Any business outsourcing IT must contend with TUPE. The law, which is often said to favour the employees, is currently under review. I am no lawyer but law firm Eversheds has given me a guest blog on the subject.
TUPE today and what about tomorrow?
By Philip Davies and Simon Gamlin, outsourcing specialists at Eversheds.
“Anyone familiar with IT services contracts, in particular IT outsourcing arrangements, will be familiar with the Transfer of Undertakings (Protection of Employment) Regulations (“TUPE”) and will probably have a good understanding of how the law works. They will also be aware that TUPE liabilities and costs are often fundamental enough to deals as to actually inform whether a deal will go ahead or not.
In April 2006, the 1981 TUPE regulations were repealed and replaced by new, 2006 TUPE regulations. One of the major changes made to TUPE in 2006 was the introduction of the concept of a “service provision change” (a “SPC”) – ie the application of TUPE where services are outsourced, insourced or assigned to a new contractor. One of the advantages of the SPC rules is that they make it reasonably clear that TUPE will, subject to certain limited exceptions, apply to a SPC.
The introduction of the SPC rules had a number of perceived benefits:
-It created greater certainty for clients and contractors – this was a step change from the 1981 Regulations, under which IT service providers and customers alike could rarely be 100% sure whether or not employees would transfer;
-It reduced legal fees because legal analysis of whether TUPE applied became simpler; and
-It created a level playing field for tendering contractors by avoiding situations where one contractor might price its bid on the assumption that TUPE did apply whilst another priced its bid in the belief that TUPE did not apply. It also reduced the scope for “cowboy” contractors to undercut competitors by arguing that TUPE did not apply and then cherry-picking only some of the incumbent staff and offering them new employment on lower pay.
However, following concerns from some businesses that TUPE unnecessarily “gold-plates” the underlying EU Acquired Rights Directive, in November 2011, the Government announced a “call for evidence” on the effectiveness of TUPE, including regarding whether the increased certainty from the definition of a SPC had resulted in benefits or burdens for business. The Government published its Response to the call for evidence in September 2012.

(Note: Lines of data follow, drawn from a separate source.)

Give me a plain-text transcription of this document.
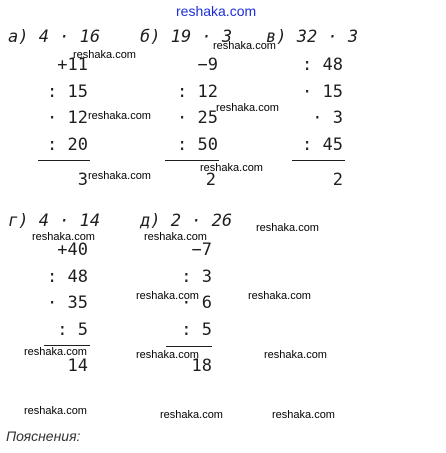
reshaka.com
а) 4 · 16
+11
: 15
· 12
: 20
3
б) 19 · 3
−9
: 12
· 25
: 50
2
в) 32 · 3
: 48
· 15
· 3
: 45
2
г) 4 · 14
+40
: 48
· 35
: 5
14
д) 2 · 26
−7
: 3
· 6
: 5
18
reshaka.com
reshaka.com
reshaka.com
reshaka.com
reshaka.com
reshaka.com
reshaka.com
reshaka.com	reshaka.com
reshaka.com	reshaka.com
reshaka.com	reshaka.com	reshaka.com
reshaka.com	reshaka.com	reshaka.com
Пояснения:
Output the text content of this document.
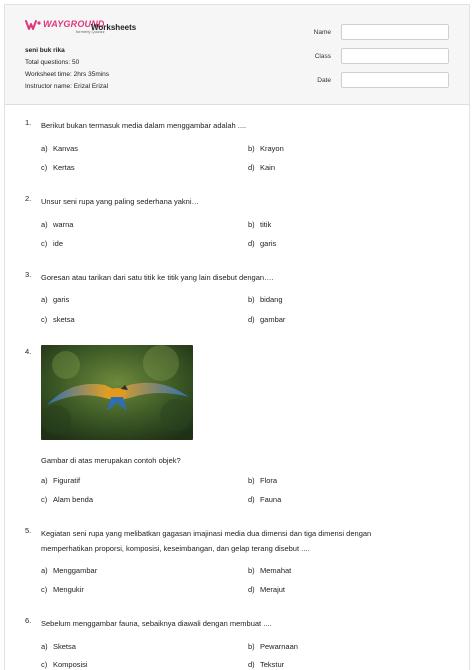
WAYGROUND
formerly Quizizz
Worksheets
seni buk rika
Total questions: 50
Worksheet time: 2hrs 35mins
Instructor name: Erizal Erizal
Name
Class
Date
1.	Berikut bukan termasuk media dalam menggambar adalah ....
a) Kanvas	b) Krayon
c) Kertas	d) Kain
2.	Unsur seni rupa yang paling sederhana yakni…
a) warna	b) titik
c) ide	d) garis
3.	Goresan atau tarikan dari satu titik ke titik yang lain disebut dengan….
a) garis	b) bidang
c) sketsa	d) gambar
4.
Gambar di atas merupakan contoh objek?
a) Figuratif	b) Flora
c) Alam benda	d) Fauna
5.	Kegiatan seni rupa yang melibatkan gagasan imajinasi media dua dimensi dan tiga dimensi dengan
memperhatikan proporsi, komposisi, keseimbangan, dan gelap terang disebut ....
a) Menggambar	b) Memahat
c) Mengukir	d) Merajut
6.	Sebelum menggambar fauna, sebaiknya diawali dengan membuat ....
a) Sketsa	b) Pewarnaan
c) Komposisi	d) Tekstur
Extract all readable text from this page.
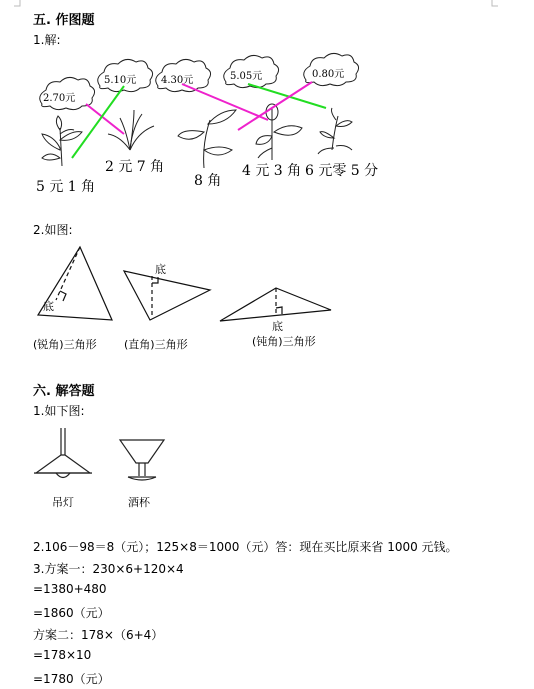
五. 作图题
1.解:
2.70元
5.10元 4.30元	5.05元	0.80元
5 元 1 角
2 元 7 角
8 角
4 元 3 角 6 元零 5 分
2.如图:
底
底
底
(锐角)三角形 (直角)三角形	(钝角)三角形
六. 解答题
1.如下图:
吊灯	酒杯
2.106－98＝8（元）；125×8＝1000（元）答：现在买比原来省 1000 元钱。
3.方案一：230×6+120×4
=1380+480
=1860（元）
方案二：178×（6+4）
=178×10
=1780（元）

Approximately 40% of respondents thought that the inclusion of the SPC rules provided benefits in terms of increased transparency and reduced burdens on businesses. However, some business representative groups expressed dissatisfaction that, under the SPC rules, more transactions were becoming subject to TUPE.

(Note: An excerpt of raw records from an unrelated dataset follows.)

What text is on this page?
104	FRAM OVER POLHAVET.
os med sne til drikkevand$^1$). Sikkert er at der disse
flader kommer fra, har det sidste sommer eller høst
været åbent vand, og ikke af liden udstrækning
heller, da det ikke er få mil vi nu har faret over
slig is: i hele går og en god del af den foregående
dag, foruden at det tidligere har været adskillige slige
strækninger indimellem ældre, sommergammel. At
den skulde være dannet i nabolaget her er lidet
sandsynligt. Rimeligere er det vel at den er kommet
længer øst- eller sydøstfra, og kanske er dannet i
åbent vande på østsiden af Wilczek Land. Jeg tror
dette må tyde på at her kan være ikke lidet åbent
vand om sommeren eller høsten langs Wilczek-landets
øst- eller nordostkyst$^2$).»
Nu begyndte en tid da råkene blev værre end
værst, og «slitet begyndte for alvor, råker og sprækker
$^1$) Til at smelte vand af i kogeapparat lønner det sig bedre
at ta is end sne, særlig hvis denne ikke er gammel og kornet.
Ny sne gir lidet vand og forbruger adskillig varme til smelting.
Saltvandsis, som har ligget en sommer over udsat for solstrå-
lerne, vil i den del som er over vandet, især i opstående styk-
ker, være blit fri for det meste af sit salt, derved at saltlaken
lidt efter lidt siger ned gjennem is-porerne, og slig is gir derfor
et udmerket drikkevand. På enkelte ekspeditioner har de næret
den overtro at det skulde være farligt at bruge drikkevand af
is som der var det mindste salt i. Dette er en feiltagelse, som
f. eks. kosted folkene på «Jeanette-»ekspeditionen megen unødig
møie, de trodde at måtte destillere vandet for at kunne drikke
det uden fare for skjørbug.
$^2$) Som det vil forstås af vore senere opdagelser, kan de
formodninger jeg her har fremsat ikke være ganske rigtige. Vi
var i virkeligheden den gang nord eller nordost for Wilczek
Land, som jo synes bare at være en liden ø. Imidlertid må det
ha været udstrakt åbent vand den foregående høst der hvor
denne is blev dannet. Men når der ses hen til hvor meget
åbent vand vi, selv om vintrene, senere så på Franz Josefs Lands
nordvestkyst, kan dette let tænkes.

The Government will now formulate its policy views having regard to the responses to the call for evidence and further engagement with stakeholder groups. A formal consultation will then follow, including regarding whether the SPC rules should be retained or repealed.

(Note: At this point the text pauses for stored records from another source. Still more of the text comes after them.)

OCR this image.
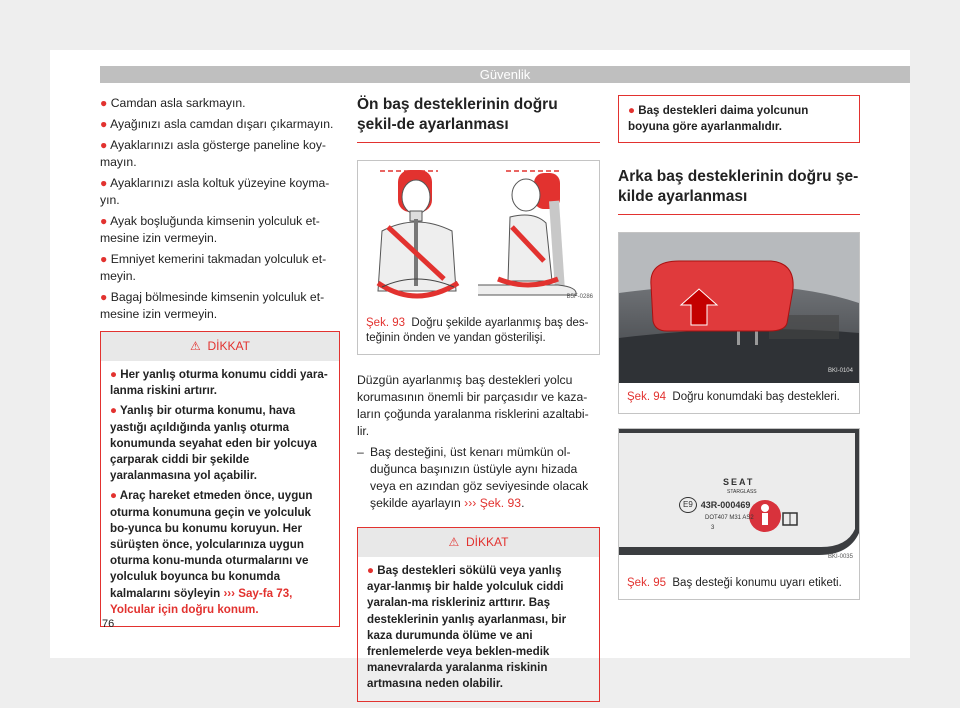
Güvenlik
● Camdan asla sarkmayın.
● Ayağınızı asla camdan dışarı çıkarmayın.
● Ayaklarınızı asla gösterge paneline koy-mayın.
● Ayaklarınızı asla koltuk yüzeyine koyma-yın.
● Ayak boşluğunda kimsenin yolculuk et-mesine izin vermeyin.
● Emniyet kemerini takmadan yolculuk et-meyin.
● Bagaj bölmesinde kimsenin yolculuk et-mesine izin vermeyin.
⚠ DİKKAT
● Her yanlış oturma konumu ciddi yara-lanma riskini artırır.
● Yanlış bir oturma konumu, hava yastığı açıldığında yanlış oturma konumunda seyahat eden bir yolcuya çarparak ciddi bir şekilde yaralanmasına yol açabilir.
● Araç hareket etmeden önce, uygun oturma konumuna geçin ve yolculuk bo-yunca bu konumu koruyun. Her sürüşten önce, yolcularınıza uygun oturma konu-munda oturmalarını ve yolculuk boyunca bu konumda kalmalarını söyleyin ››› Say-fa 73, Yolcular için doğru konum.
Ön baş desteklerinin doğru şekil-de ayarlanması
B5F-0286
Şek. 93 Doğru şekilde ayarlanmış baş des-teğinin önden ve yandan gösterilişi.

Düzgün ayarlanmış baş destekleri yolcu korumasının önemli bir parçasıdır ve kaza-ların çoğunda yaralanma risklerini azaltabi-lir.

– Baş desteğini, üst kenarı mümkün ol-duğunca başınızın üstüyle aynı hizada veya en azından göz seviyesinde olacak şekilde ayarlayın ››› Şek. 93.
⚠ DİKKAT
● Baş destekleri sökülü veya yanlış ayar-lanmış bir halde yolculuk ciddi yaralan-ma riskleriniz arttırır. Baş desteklerinin yanlış ayarlanması, bir kaza durumunda ölüme ve ani frenlemelerde veya beklen-medik manevralarda yaralanma riskinin artmasına neden olabilir.
● Baş destekleri daima yolcunun boyuna göre ayarlanmalıdır.
Arka baş desteklerinin doğru şe-kilde ayarlanması
BKI-0104
Şek. 94 Doğru konumdaki baş destekleri.
SEAT
STARGLASS
E9 43R-000469
DOT407 M31 AS2
3
BKI-0035
Şek. 95 Baş desteği konumu uyarı etiketi.
76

If the SPC rules are repealed, that will not mean that an outsourcing can never give rise to a TUPE transfer. Rather, things will be back as they were pre-2006, when there was often extensive legal debate about whether a deal satisfied the multifactorial test (often referred to as the Spijkers test) used to determine whether the more traditional form of a TUPE transfer (ie one involving the transfer of an economic entity that has retained its identity) had occurred.
Businesses that would welcome the SPC rules being repealed should remember that the question of whether an outsourcing satisfied the Spijkers test was one of the most litigated aspects of the 1981 TUPE regulations. So, whilst the abolition of the SPC rules might benefit lawyers, the jury is still out on whether it will benefits participants in the market.”